A Câmara de Anadia vai avançar com a requalificação ambiental e paisagística da zona do Monte Crasto, num investimento superior a 700 mil euros, com um prazo de execução de oito meses. “O objetivo é transformar aquela zona, do centro da cidade de Anadia, num espaço verde urbano, dotado de sinalética, trilhos e circuitos de manutenção, miradouro com vista panorâmica sobre a cidade e a zona serrana, espaços de lazer e de merendas, em sintonia com a valorização e conservação dos recursos naturais e históricos”, lê-se num comunicado da Autarquia.

Segundo a presidente da Câmara, Maria Teresa Cardoso, o Município deliberou avançar com esta empreitada, considerando “a oportunidade para apresentação de candidatura a Fundos Comunitários”, no âmbito do Programa CENTRO 2020, designadamente na prioridade de “Investimento na Conservação, Proteção, Promoção e Desenvolvimento do Património Natural”. Salientou ainda que “esta intervenção está inscrita na Operação de Reabilitação Urbana de Anadia e respetivo Programa Estratégico de Reabilitação Urbana, aprovados pela Assembleia Municipal”.

“Esta empreitada, que abrange uma área de intervenção aproximadamente de 39 000m2, surge em linha de complementaridade com outras obras de requalificação urbana já levadas a cabo por esta autarquia, nomeadamente as requalificações da Rua Júlio Maia, da Rua Justino Sampaio Alegre e o Parque Urbano de Anadia”, continua a nota de imprensa, que acrescenta que “o espaço carece de uma intervenção de grande dimensão, no sentido de potenciar todo o seu esplendor de forma a proporcionar a quem se desloca ao Monte Crasto, várias vertentes de lazer, nomeadamente percursos pedestres, zonas de merendas e zonas de observação”.

“A criação de um miradouro é um dos elementos inovadores e magnificentes da presente proposta, a qual pretende tirar partido da vista panorâmica que o Monte Crasto nos oferece, criando um ponto de observação sobre a cidade de Anadia, tendo acesso privilegiado a uma vista fenomenal. O miradouro terá uma plataforma de 24 metros de comprimento e três metros de largura”, desvenda a nota municipal, avançando que “o circuito de manutenção contempla treze estações distribuídas, por toda a envolvente do Monte Crasto, numa extensão aproximada de 1300 metros lineares, proporcionando aos seus utilizadores a descoberta de todo o património natural e histórico existente no local.

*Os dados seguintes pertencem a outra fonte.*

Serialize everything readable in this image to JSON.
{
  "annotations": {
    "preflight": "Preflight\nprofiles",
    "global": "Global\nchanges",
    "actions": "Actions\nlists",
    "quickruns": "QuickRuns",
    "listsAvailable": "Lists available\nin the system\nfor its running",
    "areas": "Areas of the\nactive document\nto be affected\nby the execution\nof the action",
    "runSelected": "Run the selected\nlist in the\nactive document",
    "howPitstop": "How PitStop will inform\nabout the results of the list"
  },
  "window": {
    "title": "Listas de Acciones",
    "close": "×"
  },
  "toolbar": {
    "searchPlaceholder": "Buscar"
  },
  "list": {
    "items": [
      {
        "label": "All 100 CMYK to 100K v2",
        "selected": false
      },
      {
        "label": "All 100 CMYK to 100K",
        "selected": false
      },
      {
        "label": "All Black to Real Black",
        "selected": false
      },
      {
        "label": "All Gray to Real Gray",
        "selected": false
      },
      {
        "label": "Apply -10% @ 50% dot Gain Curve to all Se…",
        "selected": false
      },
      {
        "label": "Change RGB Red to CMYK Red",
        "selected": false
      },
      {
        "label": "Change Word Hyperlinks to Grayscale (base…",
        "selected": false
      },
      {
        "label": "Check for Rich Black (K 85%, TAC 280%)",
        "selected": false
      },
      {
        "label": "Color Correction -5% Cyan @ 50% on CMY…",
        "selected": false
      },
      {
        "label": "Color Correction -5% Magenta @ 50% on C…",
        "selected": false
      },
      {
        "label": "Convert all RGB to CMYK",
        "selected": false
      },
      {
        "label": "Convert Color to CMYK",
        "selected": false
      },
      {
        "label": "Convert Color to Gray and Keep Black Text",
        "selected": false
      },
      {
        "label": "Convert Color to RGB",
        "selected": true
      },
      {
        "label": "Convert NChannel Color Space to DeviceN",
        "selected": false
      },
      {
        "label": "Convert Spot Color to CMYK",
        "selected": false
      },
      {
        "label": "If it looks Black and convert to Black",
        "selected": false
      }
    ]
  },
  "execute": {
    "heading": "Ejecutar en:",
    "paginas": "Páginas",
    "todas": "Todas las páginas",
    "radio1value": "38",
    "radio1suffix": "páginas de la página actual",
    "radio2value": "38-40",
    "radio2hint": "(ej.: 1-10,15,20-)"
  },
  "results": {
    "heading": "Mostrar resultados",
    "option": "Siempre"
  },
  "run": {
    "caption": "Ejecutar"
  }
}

O mobiliário urbano proposto para este projeto, foi pensado no sentido de este ser executado em materiais naturais, nomeadamente pedra e madeiras, por forma a que este se enquadre em toda a zona envolvente e de forma a não causar grande impacto visual. Algumas das peças de mobiliário foram pensadas e criadas, propositadamente, para este projeto, com o objetivo de avivar as recordações do mobiliário primogénito deste local. A iluminação pública será em tecnologia LED que será concretizada, através da colocação de colunas e pimenteiros em madeira para não destoar de toda a envolvente, não causando significativos impactes visuais, ao longo de todos os circuitos pedonais. Apenas na zona da praça central junto a capela, estão previstos projetores de chão e colunas metálicas de seis metros”.